Sunday of Orthodoxy


The Icon & The Vision of God

“Come & See”!!

 What a courageous and holy invitation!! Philip calls Nathaneal to see with him what? Or Who? God!!

How much was this invitation strange for a Jewish man who was taught “No one sees God unless he dies”? He knows well that if he wants to come closer to God, he may meet Him in His glory or through the presence of His glory in the Temple or Tabernacle. The glory of the Lord came down on the Ark of the Covenant. No one approached the Ark except the Chief Priest and he did that once a year. How can a Jewish man with such a faith be called to see God?!

May be the state of this challenge at that time was not easier than its state today. Is it easy to go out of the church today, and meet our neighbor, whether he was a believer or an atheist, and take him with his hand, saying to him, “Come and I will show you God!” If we don’t do this or we cannot do it, what are we doing than?

Although this challenge is great, but the true Christian knows that this is his mission. This is our mission, to show God to others, for we are messengers of love, redemption, and workers for the salvation of others. And this challenge is the mission we, the Christians, adopt, because we realize that it is a need, the real need of man and the final need of the human search in suffering…

Man looks at different matters and builds different dreams. Human beings look at various objectives because they are thirsty. But the human experience proved that achieving all these objectives does not lead to quench the real thirst, even if this thirst was unknown to them, and this thirst is to God.

The human eye is content and relaxed only at the vision of the icon of God. This final human desire was expressed by Philip when he said to Jesus: “O Master show us the Father (God) and it suffices us.”

Man is a lost sheep who is searching. Christ has made us lights in the world. And this is our mission. The sensitivity of our mission is to lead man to the requested vision in every search, to the vision of God. How great is this mission! The Christian love picks up immediately this need and adopts it as its mission. The expression “Come and See” summarizes the words of every Christian to all his neighbors. It summarizes the Orthodoxy of every Christian. And what is meant by Orthodoxy (Right Belief) here is Orthopraxis (Right Conduct). The expression “Come and See” is our word to people from our entire mind, heart and concern. Blessed are the feet of the preachers with this expression of peace.
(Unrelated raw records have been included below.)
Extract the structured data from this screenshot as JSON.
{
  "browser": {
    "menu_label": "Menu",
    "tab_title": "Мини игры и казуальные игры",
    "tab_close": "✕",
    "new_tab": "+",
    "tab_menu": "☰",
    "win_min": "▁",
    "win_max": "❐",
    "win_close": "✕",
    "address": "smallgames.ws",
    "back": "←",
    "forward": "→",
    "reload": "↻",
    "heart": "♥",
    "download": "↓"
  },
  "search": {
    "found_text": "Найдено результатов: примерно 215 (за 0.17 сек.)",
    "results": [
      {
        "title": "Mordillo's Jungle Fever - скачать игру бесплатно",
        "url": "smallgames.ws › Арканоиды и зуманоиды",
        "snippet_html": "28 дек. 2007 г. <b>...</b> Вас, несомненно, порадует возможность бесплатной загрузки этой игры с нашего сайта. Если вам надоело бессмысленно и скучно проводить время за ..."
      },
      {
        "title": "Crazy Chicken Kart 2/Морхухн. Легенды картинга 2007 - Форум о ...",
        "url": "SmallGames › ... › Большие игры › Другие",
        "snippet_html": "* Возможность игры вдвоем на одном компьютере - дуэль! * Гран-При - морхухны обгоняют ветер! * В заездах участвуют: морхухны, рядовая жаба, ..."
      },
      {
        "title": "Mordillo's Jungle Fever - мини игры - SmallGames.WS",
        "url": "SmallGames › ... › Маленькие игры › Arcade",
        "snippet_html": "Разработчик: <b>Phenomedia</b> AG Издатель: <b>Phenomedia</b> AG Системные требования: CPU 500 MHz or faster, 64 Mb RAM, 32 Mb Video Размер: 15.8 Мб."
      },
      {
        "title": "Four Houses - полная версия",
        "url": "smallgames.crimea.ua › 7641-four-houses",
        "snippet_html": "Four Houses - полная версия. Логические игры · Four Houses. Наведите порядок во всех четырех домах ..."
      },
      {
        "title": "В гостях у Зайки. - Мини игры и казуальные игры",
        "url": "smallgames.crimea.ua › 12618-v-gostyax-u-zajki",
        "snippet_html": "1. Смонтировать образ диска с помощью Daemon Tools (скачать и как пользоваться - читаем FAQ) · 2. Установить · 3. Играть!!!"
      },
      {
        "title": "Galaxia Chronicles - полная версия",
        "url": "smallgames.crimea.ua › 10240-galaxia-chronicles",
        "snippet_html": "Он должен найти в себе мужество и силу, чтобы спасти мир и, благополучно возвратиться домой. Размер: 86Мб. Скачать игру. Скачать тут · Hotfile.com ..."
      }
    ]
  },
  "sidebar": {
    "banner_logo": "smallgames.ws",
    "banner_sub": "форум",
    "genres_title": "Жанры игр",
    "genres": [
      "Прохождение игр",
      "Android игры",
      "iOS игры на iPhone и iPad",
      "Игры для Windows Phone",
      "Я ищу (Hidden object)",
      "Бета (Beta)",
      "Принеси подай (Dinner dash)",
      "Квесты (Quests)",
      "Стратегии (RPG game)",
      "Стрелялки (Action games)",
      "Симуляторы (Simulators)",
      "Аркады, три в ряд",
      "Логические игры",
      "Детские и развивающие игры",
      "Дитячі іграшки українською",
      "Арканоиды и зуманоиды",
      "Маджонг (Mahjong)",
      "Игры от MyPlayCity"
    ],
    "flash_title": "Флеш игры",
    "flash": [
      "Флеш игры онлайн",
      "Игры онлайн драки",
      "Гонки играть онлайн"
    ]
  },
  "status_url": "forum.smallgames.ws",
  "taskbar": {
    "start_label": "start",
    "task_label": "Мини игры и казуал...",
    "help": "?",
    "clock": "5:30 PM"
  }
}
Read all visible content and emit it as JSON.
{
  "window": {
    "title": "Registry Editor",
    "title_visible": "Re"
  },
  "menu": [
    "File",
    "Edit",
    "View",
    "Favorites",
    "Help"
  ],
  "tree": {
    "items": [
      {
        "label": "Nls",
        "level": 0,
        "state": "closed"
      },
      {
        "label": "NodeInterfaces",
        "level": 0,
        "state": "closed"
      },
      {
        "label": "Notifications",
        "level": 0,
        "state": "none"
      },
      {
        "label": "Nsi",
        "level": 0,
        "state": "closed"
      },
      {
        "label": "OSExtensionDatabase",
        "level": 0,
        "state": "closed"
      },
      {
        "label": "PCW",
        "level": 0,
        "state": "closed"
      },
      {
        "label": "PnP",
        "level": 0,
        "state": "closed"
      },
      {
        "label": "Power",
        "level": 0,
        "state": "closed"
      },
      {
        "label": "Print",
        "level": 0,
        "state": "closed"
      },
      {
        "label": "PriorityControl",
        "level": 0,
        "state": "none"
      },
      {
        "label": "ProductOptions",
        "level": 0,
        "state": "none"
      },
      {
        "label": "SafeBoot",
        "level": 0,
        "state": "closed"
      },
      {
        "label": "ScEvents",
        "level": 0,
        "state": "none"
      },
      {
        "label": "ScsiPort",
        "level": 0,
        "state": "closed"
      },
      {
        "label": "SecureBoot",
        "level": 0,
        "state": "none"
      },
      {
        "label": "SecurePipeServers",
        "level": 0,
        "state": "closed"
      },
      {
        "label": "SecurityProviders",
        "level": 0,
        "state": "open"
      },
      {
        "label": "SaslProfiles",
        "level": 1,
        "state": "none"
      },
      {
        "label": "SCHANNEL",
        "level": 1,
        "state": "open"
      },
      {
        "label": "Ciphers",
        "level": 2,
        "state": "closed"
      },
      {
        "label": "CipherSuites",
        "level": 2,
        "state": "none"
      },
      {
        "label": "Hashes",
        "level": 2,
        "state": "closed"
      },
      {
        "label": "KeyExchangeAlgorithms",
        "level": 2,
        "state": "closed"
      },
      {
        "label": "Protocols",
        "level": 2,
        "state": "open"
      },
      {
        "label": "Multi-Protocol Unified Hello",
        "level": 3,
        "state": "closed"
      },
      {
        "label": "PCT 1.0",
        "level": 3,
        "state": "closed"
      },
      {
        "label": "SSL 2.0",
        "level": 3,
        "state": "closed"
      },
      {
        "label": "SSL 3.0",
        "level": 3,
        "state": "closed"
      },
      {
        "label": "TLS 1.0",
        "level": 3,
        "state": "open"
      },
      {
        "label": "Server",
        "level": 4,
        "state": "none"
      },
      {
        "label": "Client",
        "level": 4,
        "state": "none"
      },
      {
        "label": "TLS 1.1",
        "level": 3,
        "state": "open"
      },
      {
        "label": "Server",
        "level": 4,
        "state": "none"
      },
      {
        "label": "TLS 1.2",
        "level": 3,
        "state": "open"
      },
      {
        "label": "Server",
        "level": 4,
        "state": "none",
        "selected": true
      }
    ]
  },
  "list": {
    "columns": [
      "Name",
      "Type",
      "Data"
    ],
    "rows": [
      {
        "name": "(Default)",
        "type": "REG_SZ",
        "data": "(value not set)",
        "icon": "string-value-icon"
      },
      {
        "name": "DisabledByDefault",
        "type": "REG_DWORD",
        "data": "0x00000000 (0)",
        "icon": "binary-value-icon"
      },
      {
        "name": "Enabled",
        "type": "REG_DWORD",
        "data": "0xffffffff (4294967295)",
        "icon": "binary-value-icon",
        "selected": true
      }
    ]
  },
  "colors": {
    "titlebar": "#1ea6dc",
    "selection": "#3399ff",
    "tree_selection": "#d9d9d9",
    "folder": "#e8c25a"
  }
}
To the human question, “O Master, show is the Father and it suffices us” (John 14:8), Jesus answered, “He that has seen me, has seen the Father.” Christ is the image of the Father. He is the Word of the Father to people. He represents the entire Divine Will. He is in the place of the Father. We can truly see and know the Father through Him. He is the One who shows us the Father. And this Word, Christ, we see and meet and live with in various ways.

We see Jesus, speak to Him and learn from Him through the Icon. Did we see the Icon of the All-Mighty (Pantocrator) and learn from it the care of God and His call to us? Every time we look at the Nativity Icon, we are put in front of the event of the Incarnation, the Divine Call, and God’s opening of our human and personal history. This impels us to a response setting the path of our life.

The icon is Christ expressed through colors. It reveals one time the care of God, another time His might, humility, and everything about Him that is beautiful and that calls us to action. We speak to Christ through the icon.

The Icon is a tool of worship. We mean by worship all what leads us to speak to God and discuss with Him our life, actions, mission, and relationships. So through the icon we see God and we show Him to others.

If we want to depict the Divine Love and reveal it to people in its most beautiful way, and if we want to summarize the expression of John the Theologian “Greater love hath no man than this, that a man lay down his life for his friends”(John 15:13) then let us paint Christ on the Cross, and reveal this mystery to everyone. Brethren, let us hold up high the icons for they are words that lead us to achieve the expression, “Come and See.” Look at this icon and you’ll see the Divine Love. In another you’ll see His justice, His call, His action, and Him waiting for us…

The veneration of icons is a duty because the icon takes us to its first element, as Saint Basil the Great says, and thus becomes a tool to show God to people.

The icon is the quenching of the human eye’s thirst and its comfort. When Saint Silouan joined the monastery after a troubled life, he started his journey of repentance and the works of virtue. One day he came into the Church and saw in the icon of  Christ the traces of forgiveness.

To thy holy icon O Good One, we bow down in worship, asking for the forgiveness of our sins. Thy icon we elevate and meditate, and through it we see your face and love, crying to all our neighbors, “Come and See.” Amen.